More content less tools
Marketing technology blogger Scott Brinker annually publishes an online graphic of the number of software applications CMOs can utilise. Despite having looked at it several times over the years, it still takes some believing; there is a mass of vendors out there for interactive content, video marketing, mobile apps, native content, display advertising, and the list goes on. Discussions with CMOs and CIOs reveal that many are looking to rationalise their technology estates to keep budgets in check. “There are keyword research tools, editors, content management systems (CMS) and optimisation tools,” Benzecrit says of creating a tool that allows comms teams to collapse tasks into a single platform.
Of course, the elephant in the room is that it is one thing to create more content and have tools that make the creation process easier. But customers, especially enterprise technology customers, demand authenticity, accuracy and they are time poor, so they want content that delivers insight and value.
The Edelman-LinkedIn B2B Thought Leadership Impact Study for 2021 says: “This year’s study reveals a tidal wave of content marketing that is making it harder for companies to connect with B2B customers and prospects.” Adding: “A pandemic-induced glut of low-quality content is diluting the perceived value of thought leadership among B2B decision-makers.” If there is a glut of low-quality material out there, then AI faces the threat of learning from poor quality data, another case of rubbish in, rubbish out, something that CIOs and CTOs could do with less of. On this point, Kampakis advises organisations to make sure that the content models they train their AI on are “very strong”.

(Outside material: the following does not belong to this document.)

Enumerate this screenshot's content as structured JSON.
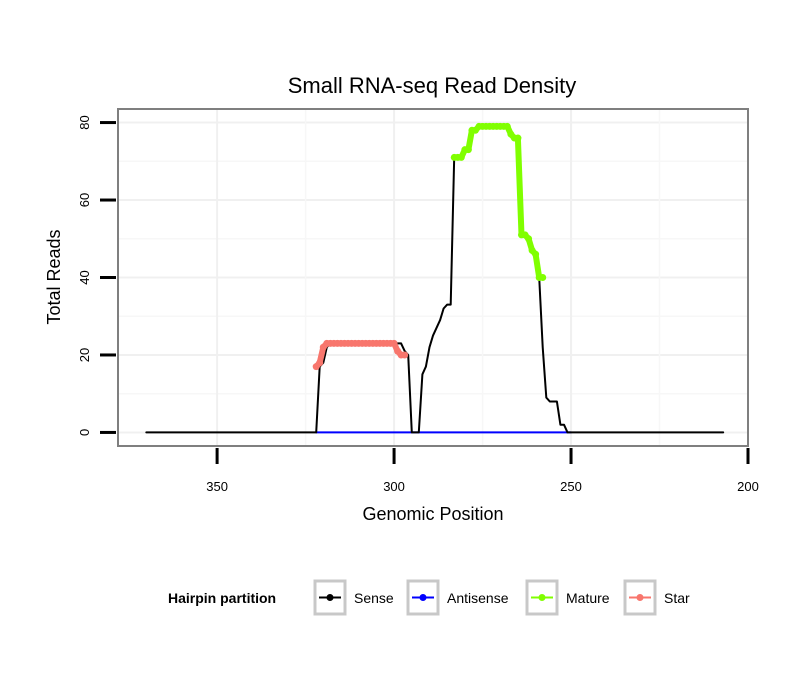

However, the Edelman-LinkedIn report finds that 54% of business leaders spend more than one hour per week reading and reviewing thought-leadership content, a similar statistic to 2019, suggesting that there’s still plenty of value in the practice.
Technology will always allow more material to be produced, but the real challenge for AI in comms creation is not only the content; CMOs and business technology leaders thirst for the right audience and to secure the right audience, content must speak to a community. To be a member of a community requires authenticity. Will the AI content creation story lead to an increase in intelligence or yet more artificiality?